To solve the second problem, I designed and built a view that added quick justifications for why a brand appeared in the list. Inspired by Netflix’s “because you watched …” and Spotify’s “because you listened to …” form of recommendations, using justifications like “Because Bluestone Lane is nearby, here are more Trendy Brands” helped build trust in the recommendations.

Clicking into any of the brands in the list would lead to a page with a nicely designed printable report containing information about the brand and information about why the brand fits at the address.

Tenant Rep Flow: Starting with a brand

The Tenant Rep flow is designed for brokers who are representing a brand. Since these brokers need to both hatch entire national marketing strategies as well as granularly understand the micro-neighborhoods of a city, this flow provides a hierarchy of location recommendations — city-level, neighborhood-level, and street-level recommendations.

A neighborhood-level recommendation score is essentially the flipped version of the algorithm used in the Landlord Rep flow, and a city-level recommendation score is a simple aggregate of the top neigbhorhood scores in the city.

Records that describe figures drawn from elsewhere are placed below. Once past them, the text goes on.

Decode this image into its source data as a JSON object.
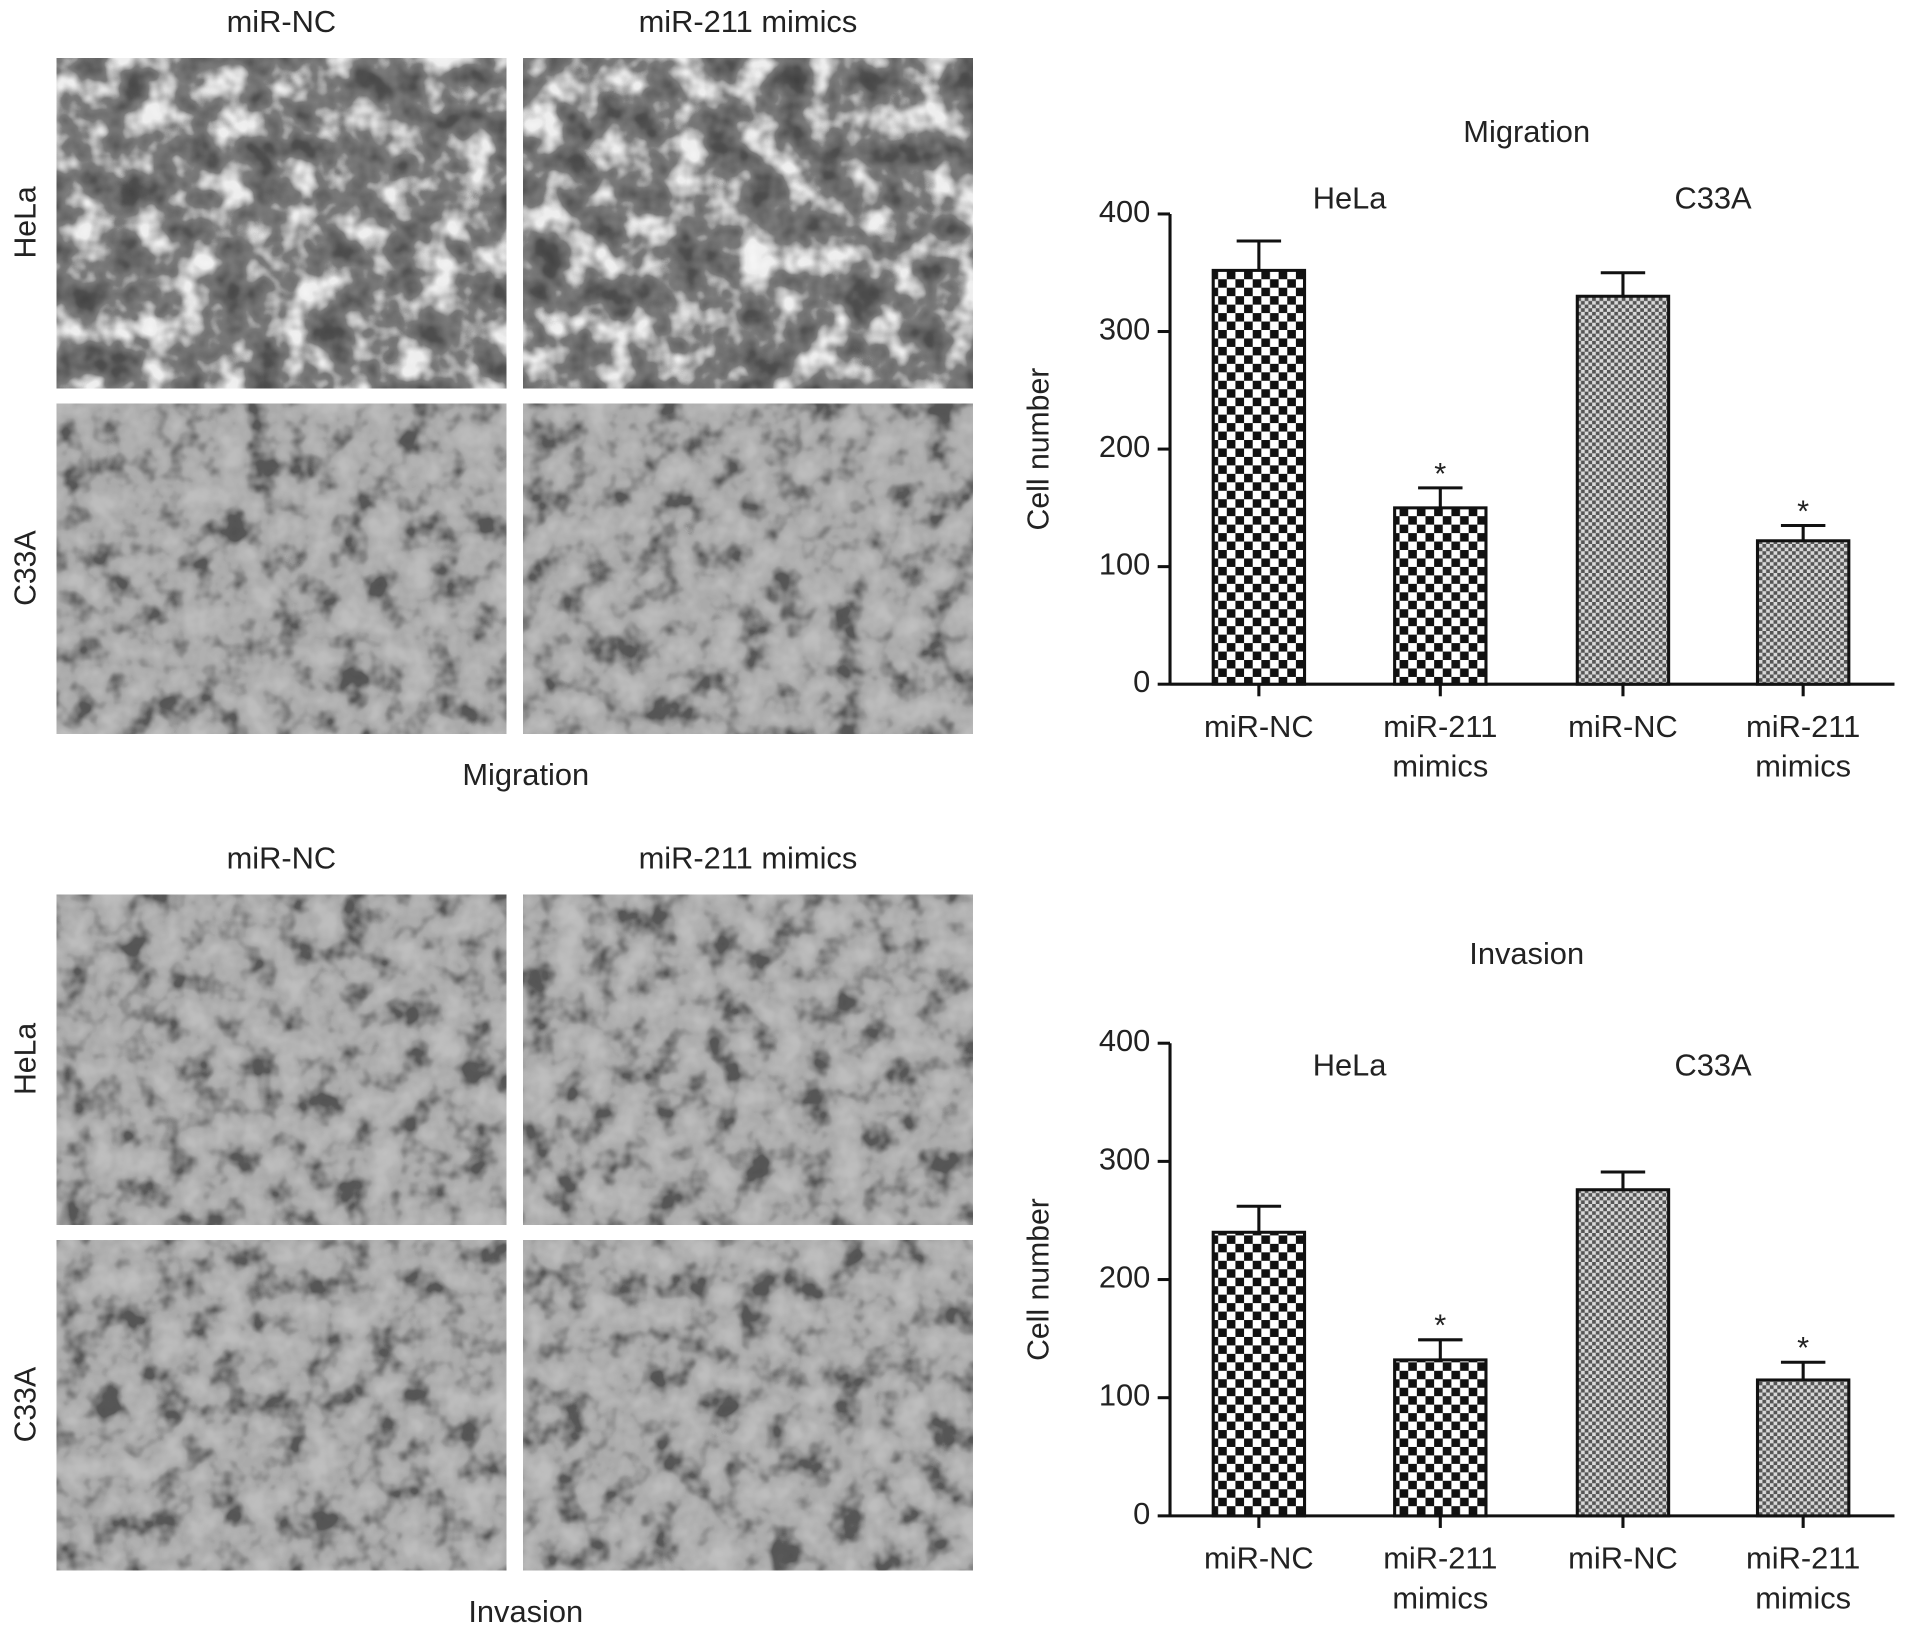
{
  "micrographs": [
    {
      "columns": [
        "miR-NC",
        "miR-211 mimics"
      ],
      "rows": [
        "HeLa",
        "C33A"
      ],
      "caption": "Migration"
    },
    {
      "columns": [
        "miR-NC",
        "miR-211 mimics"
      ],
      "rows": [
        "HeLa",
        "C33A"
      ],
      "caption": "Invasion"
    }
  ],
  "chart_data": [
    {
      "type": "bar",
      "title": "Migration",
      "y_label": "Cell number",
      "categories": [
        "miR-NC",
        "miR-211 mimics"
      ],
      "series": [
        {
          "name": "HeLa",
          "pattern": "coarse",
          "values": [
            352,
            150
          ],
          "errors": [
            25,
            17
          ],
          "significance": [
            null,
            "*"
          ]
        },
        {
          "name": "C33A",
          "pattern": "fine",
          "values": [
            330,
            122
          ],
          "errors": [
            20,
            13
          ],
          "significance": [
            null,
            "*"
          ]
        }
      ],
      "ylim": [
        0,
        400
      ],
      "yticks": [
        0,
        100,
        200,
        300,
        400
      ]
    },
    {
      "type": "bar",
      "title": "Invasion",
      "y_label": "Cell number",
      "categories": [
        "miR-NC",
        "miR-211 mimics"
      ],
      "series": [
        {
          "name": "HeLa",
          "pattern": "coarse",
          "values": [
            240,
            132
          ],
          "errors": [
            22,
            17
          ],
          "significance": [
            null,
            "*"
          ]
        },
        {
          "name": "C33A",
          "pattern": "fine",
          "values": [
            276,
            115
          ],
          "errors": [
            15,
            15
          ],
          "significance": [
            null,
            "*"
          ]
        }
      ],
      "ylim": [
        0,
        400
      ],
      "yticks": [
        0,
        100,
        200,
        300,
        400
      ]
    }
  ]
}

Street-level recommendations is where I had to put in the work.

Street-level recommendations and the fluid zones algorithm

d3-contour

My task was to both generate and display street-level recommendations on the fly for a brand in a given neighborhood. By using brand co-location patterns across the US, the algorithm I created was able to use d3-contour to find commercial corridors and score them by how well a brand might fit into the corridor.

The algorithm I designed goes as follows: (1) fetch all the commercial points of interest in the selected neighborhood; (2) weight each point according to how often the selected brand has previously located with that business — or category of business; (3) Generate a weighted density contour plot of the points; (4) For each disjointed group of contours, select the densest contour, and draw it on a map.

This algorithm generated zones looked like this:

While the zone shapes look a little funky, they happen to be the most granular street-level recommendations out in the Commercial Real Estate market. The next step towards improving these might be to actually highlight the street geometries and atomic polygons underneath the fluid contours rather than displaying the contours themselves.

The ethics of recommendations in Commercial Real Estate

Now that I’ve gone through the different parts of FIT and the role I played in building it, one important topic that I haven’t touched on is the ethics of providing a recommendation engine in the commercial real estate market.

There are far too many examples of large multinational corporations leasing a new space and either triggering or speeding up gentrification. There are also studies out there showing that Dollar Stores continuously locating in poorer neighborhoods is contributing to the perpetual economic stagnation of those neighborhoods. A business may fit a neighborhood based on it’s current and previous commercial location patterns, but that doesn’t necessarily mean the people in the neighborhood want it around.

A commercial broker’s incentive is money. For the most part, they don’t necessarily think about how the inclusion of a brand in a neighborhood will affect the people there. They either don’t think about, and sometimes actively avoid, any long-term ramifications of their choices. That’s why I am excited about the potential for FIT to actually make a difference. In an ideal world, the FIT platform is providing brokers with such great convenience and profitability that they would continue to use it even if it provided them with highly curated lists with high ethical standards.

Figuring out what neighborhoods need calls for ongoing research on the effect of certain retail chains on gentrification, an awareness of the specific problems that are affecting different neighborhoods, and direct communication with the people who live in those neighborhoods. There are low-hanging fruit choices that we added to the algorithm (such as removing all dollar stores from the system and heavily promoting small businesses), but so much more can be done.

FIT is still in its infancy, but if we can convince brokerages to adopt it, it can have a significant impact.